Mara passed away on Feb. 1 after complications from a fall. She was 85 years old.
“We have lost a great woman today, a woman of many talents, and a great soul,” said Joseph M. McShane, S.J., president of Fordham. “She was indeed the first lady of Fordham football, but she was so much more than that: a keen businesswoman; a devout Catholic; a loving mother; a generous philanthropist; and a warm colleague. I know the Fordham community joins me today in mourning her loss, and in keeping the Mara family in our thoughts and prayers.”

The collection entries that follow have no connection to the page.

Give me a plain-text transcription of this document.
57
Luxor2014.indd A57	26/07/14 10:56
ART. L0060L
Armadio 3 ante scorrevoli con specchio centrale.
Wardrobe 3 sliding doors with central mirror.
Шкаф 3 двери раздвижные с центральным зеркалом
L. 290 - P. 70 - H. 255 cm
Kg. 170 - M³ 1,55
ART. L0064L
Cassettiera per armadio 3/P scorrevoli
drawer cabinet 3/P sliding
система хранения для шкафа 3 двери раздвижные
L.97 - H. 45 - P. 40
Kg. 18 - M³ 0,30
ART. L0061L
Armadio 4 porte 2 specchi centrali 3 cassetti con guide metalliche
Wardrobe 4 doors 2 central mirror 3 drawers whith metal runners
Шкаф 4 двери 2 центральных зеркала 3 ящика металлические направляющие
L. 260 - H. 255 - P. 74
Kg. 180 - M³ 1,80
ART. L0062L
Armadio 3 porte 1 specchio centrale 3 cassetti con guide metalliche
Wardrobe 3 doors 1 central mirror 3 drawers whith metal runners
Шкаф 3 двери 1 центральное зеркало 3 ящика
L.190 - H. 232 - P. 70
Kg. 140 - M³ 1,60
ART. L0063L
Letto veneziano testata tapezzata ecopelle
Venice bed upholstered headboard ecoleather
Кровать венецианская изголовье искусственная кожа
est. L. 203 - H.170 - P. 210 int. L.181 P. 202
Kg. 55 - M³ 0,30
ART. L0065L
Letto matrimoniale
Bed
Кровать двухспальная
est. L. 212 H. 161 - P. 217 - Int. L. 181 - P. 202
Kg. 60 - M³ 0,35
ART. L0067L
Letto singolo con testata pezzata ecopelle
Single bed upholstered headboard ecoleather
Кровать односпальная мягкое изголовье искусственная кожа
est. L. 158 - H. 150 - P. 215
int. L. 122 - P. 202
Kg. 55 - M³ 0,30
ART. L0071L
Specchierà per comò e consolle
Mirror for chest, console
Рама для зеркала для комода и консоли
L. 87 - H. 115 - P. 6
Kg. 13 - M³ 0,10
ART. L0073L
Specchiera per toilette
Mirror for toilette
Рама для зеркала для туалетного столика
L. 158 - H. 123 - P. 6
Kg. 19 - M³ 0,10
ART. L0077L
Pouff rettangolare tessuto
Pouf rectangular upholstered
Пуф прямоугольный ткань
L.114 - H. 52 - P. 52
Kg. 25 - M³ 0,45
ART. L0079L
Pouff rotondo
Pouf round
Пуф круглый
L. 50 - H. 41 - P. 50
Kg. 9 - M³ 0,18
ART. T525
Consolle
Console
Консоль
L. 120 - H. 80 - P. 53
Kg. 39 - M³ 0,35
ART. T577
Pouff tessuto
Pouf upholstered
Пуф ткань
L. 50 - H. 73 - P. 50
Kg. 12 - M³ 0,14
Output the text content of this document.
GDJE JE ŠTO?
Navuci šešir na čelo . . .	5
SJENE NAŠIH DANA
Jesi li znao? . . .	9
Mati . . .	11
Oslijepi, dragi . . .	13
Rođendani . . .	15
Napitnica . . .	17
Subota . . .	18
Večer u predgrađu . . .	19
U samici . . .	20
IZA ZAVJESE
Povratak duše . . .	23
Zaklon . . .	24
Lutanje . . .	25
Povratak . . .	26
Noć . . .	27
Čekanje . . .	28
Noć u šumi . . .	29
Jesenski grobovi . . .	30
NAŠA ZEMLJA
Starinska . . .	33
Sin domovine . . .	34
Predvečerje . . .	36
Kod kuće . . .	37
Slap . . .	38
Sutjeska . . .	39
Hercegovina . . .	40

Mara was the widow of longtime Giants owner Wellington Mara, FCRH’ 37, whom she met at the church that both attended, St. Ignatius Loyola on Park Avenue. They married in 1954.
Though the couple would go on to co-own the NFL team founded in 1925 by Wellington’s father, Tim, Ann and her husband’s earliest shared experiences of football began at Fordham. Wellington, a diehard Ram and a classmate of Vince Lombardi, would frequently bring Ann to University sporting events.
“During our courtship, [Wellington] dragged me to every football game and every basketball game,” Mara said when she accepted Fordham’s 2012 Walsh Award, given each year to an individual who best exemplifies the support, loyalty, and passion for Fordham football. “That was his idea of a romantic night.”
Through the years, the couple remained well-connected to Fordham: their son John Mara, the Giants’ president and CEO, is a 1979 graduate of Fordham Law School and several of their grandchildren attended the University. Both Ann and Wellington received honorary degrees from Fordham and Wellington Mara received one of the University’s first Founder’s Awards in 2002. In 2012, Ann received Fordham’s Walsh Award, given each year to an individual who best exemplifies the support, loyalty, and passion for Fordham football.
In conferring an honorary doctorate of humane letters upon her in 2008, Fordham said of Mara, “She is the matriarch; literally as a mother, grandmother, and great-grandmother, and figuratively, for the extended New York Giants family, a family that includes scores of players and hundreds of Giants alumni. Indeed, through it all: the defeats, the personal losses, and the memorable triumphs, Ann Mumm Mara has been there.”
Equal to Mara’s love of Fordham was her passion for the Giants. Called the “Grand Dame of the New York Giants,” Mara and her 11 children maintained their 50 percent ownership of the organization following Wellington’s death in 2005.
“Mrs. Mara was a tower of strength, dignity, and inspiration for her family and all of us in the NFL,” said NFL commissioner Roger Goodell, in a statement. “Her family and the Giants organization have always reflected Mrs. Mara’s competitive spirit, integrity, and wonderful sense of humor. Our thoughts and prayers are with John Mara and the entire Mara family.”
Mara is survived by 11 children, 43 grandchildren (among whom are well-known actresses Rooney Mara and Kate Mara), and 16 great-grandchildren.